The Black Lives Matter (BLM) movement, which resurged in 2020 following the murder of George Floyd, was reminiscent of the Civil Rights Movement in the 1950s and 60s. Both movements relied on the mobilization and activism of primarily young individuals. The BLM movement’s long-term effects are essential to America’s future regarding the treatment and rights of Black lives. But how has the movement’s significance influenced American education?
Critical Race Theory (CRT) is defined by Kiara Alfonseca, a founder of CRT, as a “discipline that seeks to understand how racism has shaped U.S. laws and how those laws have continued to impact the lives of non-white people.” Racism and inequality persist in various institutions, such as the economy, politics, the police force, education and so on. The creators of CRT aim to educate individuals on our instilled inequality and, hopefully, mend our racist institutions.
Some may confuse CRT with systemic racism or inclusion training, and, while these methods are essentially different, they tend to go hand in hand. Systemic racism is essentially a building block of CRT whereas CRT works to provide a comprehensive history of racism in America. So, while both methods have similar objectives, CRT implores one to examine how America’s past has shaped these institutions. When discussing CRT, it is important to survey the current state of our political climate.
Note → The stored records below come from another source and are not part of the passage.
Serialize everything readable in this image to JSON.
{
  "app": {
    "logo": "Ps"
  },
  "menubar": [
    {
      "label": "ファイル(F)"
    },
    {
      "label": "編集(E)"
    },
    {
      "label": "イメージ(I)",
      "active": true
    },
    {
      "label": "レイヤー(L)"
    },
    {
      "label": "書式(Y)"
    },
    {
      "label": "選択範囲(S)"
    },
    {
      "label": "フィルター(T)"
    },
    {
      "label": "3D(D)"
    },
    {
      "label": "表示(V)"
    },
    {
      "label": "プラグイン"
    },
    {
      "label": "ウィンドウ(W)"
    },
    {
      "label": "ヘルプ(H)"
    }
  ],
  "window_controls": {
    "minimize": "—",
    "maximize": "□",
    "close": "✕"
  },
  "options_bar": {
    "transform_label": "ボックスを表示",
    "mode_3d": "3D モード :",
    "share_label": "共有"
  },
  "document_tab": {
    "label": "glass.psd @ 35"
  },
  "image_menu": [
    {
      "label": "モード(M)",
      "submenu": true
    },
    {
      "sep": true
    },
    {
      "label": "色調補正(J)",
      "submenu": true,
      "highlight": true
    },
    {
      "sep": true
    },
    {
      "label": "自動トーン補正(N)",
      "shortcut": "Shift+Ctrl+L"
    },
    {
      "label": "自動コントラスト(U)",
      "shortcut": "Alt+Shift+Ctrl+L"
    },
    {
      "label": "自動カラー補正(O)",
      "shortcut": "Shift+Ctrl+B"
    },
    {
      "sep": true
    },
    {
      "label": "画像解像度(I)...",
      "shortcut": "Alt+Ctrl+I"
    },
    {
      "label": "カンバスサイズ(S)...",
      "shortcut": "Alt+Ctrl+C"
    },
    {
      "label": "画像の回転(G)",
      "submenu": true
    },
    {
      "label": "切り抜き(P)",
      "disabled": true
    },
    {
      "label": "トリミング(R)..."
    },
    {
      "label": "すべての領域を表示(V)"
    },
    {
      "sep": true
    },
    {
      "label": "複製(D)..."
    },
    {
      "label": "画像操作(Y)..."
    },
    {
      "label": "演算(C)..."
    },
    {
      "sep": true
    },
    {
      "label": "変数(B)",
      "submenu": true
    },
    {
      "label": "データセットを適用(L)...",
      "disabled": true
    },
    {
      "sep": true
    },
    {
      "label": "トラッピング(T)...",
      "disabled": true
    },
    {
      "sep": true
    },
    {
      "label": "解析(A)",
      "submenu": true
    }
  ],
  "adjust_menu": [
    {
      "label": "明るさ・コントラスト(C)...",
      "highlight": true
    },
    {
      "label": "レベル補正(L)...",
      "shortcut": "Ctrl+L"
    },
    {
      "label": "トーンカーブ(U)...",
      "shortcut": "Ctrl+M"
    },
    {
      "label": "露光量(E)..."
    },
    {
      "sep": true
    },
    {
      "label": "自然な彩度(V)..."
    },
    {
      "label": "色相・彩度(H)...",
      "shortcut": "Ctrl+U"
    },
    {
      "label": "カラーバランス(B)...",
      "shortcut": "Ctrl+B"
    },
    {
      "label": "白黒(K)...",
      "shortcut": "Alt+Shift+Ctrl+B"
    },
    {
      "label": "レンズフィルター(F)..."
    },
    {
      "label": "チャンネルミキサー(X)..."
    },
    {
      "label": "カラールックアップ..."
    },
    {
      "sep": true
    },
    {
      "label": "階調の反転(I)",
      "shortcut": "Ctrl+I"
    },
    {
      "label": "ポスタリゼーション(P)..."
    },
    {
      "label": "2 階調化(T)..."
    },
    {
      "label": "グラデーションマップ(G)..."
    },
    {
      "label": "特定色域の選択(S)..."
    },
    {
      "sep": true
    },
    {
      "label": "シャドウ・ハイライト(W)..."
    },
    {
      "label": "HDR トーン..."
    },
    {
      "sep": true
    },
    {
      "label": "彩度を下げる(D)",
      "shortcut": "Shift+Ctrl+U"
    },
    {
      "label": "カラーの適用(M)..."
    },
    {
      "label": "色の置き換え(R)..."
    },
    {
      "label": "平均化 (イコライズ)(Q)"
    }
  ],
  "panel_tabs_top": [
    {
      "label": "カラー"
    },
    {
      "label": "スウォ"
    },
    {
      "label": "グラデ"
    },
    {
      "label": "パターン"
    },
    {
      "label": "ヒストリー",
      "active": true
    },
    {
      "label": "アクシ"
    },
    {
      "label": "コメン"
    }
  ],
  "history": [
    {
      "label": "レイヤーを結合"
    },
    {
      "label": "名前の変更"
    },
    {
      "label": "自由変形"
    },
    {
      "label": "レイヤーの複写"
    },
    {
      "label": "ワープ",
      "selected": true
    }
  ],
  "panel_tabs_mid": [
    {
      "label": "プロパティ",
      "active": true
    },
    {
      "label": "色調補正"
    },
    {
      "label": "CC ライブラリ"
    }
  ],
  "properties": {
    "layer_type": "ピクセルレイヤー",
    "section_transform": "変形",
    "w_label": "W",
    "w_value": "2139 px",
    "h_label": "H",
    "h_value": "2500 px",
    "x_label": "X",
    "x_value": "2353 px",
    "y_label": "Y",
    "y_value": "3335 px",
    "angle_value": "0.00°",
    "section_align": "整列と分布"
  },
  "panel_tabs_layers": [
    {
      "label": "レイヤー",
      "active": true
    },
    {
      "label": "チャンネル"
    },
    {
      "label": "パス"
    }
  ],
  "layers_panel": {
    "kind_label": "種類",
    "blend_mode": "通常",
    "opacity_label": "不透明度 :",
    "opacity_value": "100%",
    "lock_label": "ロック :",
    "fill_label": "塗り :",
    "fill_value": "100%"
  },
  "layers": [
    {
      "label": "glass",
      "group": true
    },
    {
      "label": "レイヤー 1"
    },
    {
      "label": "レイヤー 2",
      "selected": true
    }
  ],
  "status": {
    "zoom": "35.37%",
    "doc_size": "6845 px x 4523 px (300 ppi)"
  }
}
Our current political climate is more partisan than ever, as the recent switch in presidential powers created further tension between political parties. Former President Trump showed distaste towards CRT, and in September of 2020, he signed an executive order to ban inclusion training in U.S. schools. As the BLM movement grew, CRT became more of a political issue than a social one. Americans have been taught to take sides in almost all political issues. (Even though human rights shouldn’t be considered a political issue, but I digress.)
While I cannot empathize with the individuals affected by this issue, I can say that I have watched my fellow peers struggle with feeling displaced in a system that was not set up with their success in mind. I see clear issues with the way our institutions operate, and I feel it is important to examine the events of this past year to better comprehend the importance of inclusion training within the education system. While the resounding response to Floyd’s murder was a call to justice, there also came an abundance of deniers who claimed that Floyd’s murder wasn’t a murder at all but some accidental overdose.
The common thread between these deniers is their right-winged political beliefs, often exposing evident racism within the political sphere and other right-winged groups. Right-wing political commentator Steven Crowder even went so far as to “reenact” Floyd’s murder by having an individual kneel on his neck for eight minutes. (Crowder’s segment contains potentially disturbing content for some viewers.) This reenactment was done incorrectly and in entirely different circumstances as Floyd’s actual murder but is an example of the lengths that right-wing individuals may go to deny the existence of systemic racism within institutions such as the police force. It was also a way for him to turn Floyd’s murder into one of his “comedic” segments.
I see clear issues with the way our institutions operate, and I feel it is important to examine the events of this past year to better comprehend the importance of inclusion training within the education system.
Therefore, one must question the actual intention of right-winged political views toward Black rights. Are their stances toward CRT rooted in fact or opinion? Crowder’s actions, and many like it, are the precise reason why inclusion training at a young age may prove beneficial to our society. The issue is that deniers of systemic racism see no problem with the systems and infrastructure. The American society has made it increasingly challenging for Black individuals to succeed. The denial is not only against CRT but the existence of systemic racism itself.
A popular belief is that Critical Race Theory goes beyond systemic racism in its scope. It may be pinning Black and white people against each other by instilling that regardless of a white individual’s intentions, their choices are fundamentally racist. Stephen Sawchuck states: “Critics charge that the theory leads to negative dynamics, such as a focus on group identity over universal, shared traits; divides people into ‘oppressed’ and ‘oppressor’ groups; and urges intolerance.”
I recognize my own perspective, biases and the limit of my current research and knowledge. That being said, I believe that the CRT curriculum should only be instilled in education once there is a better understanding of the term or once we are better able to educate resistant individuals on the basic facts of systemic racism.
However, as this past year has shown us, we can’t convince stubborn individuals of this fact, but we can start by introducing inclusion training within K-12 education that works to overturn instilled segregation and to prevent further misinformation on this topic as it falls victim to political debate. It is especially important to discuss these issues among our younger generations, as they have demonstrated their ability to evoke social change.
Tiana Molony believes that while Critical Race Theory may not be the perfect answer, it is certainly a step in the right direction to starting a conversation that actively overturns our racist institutions.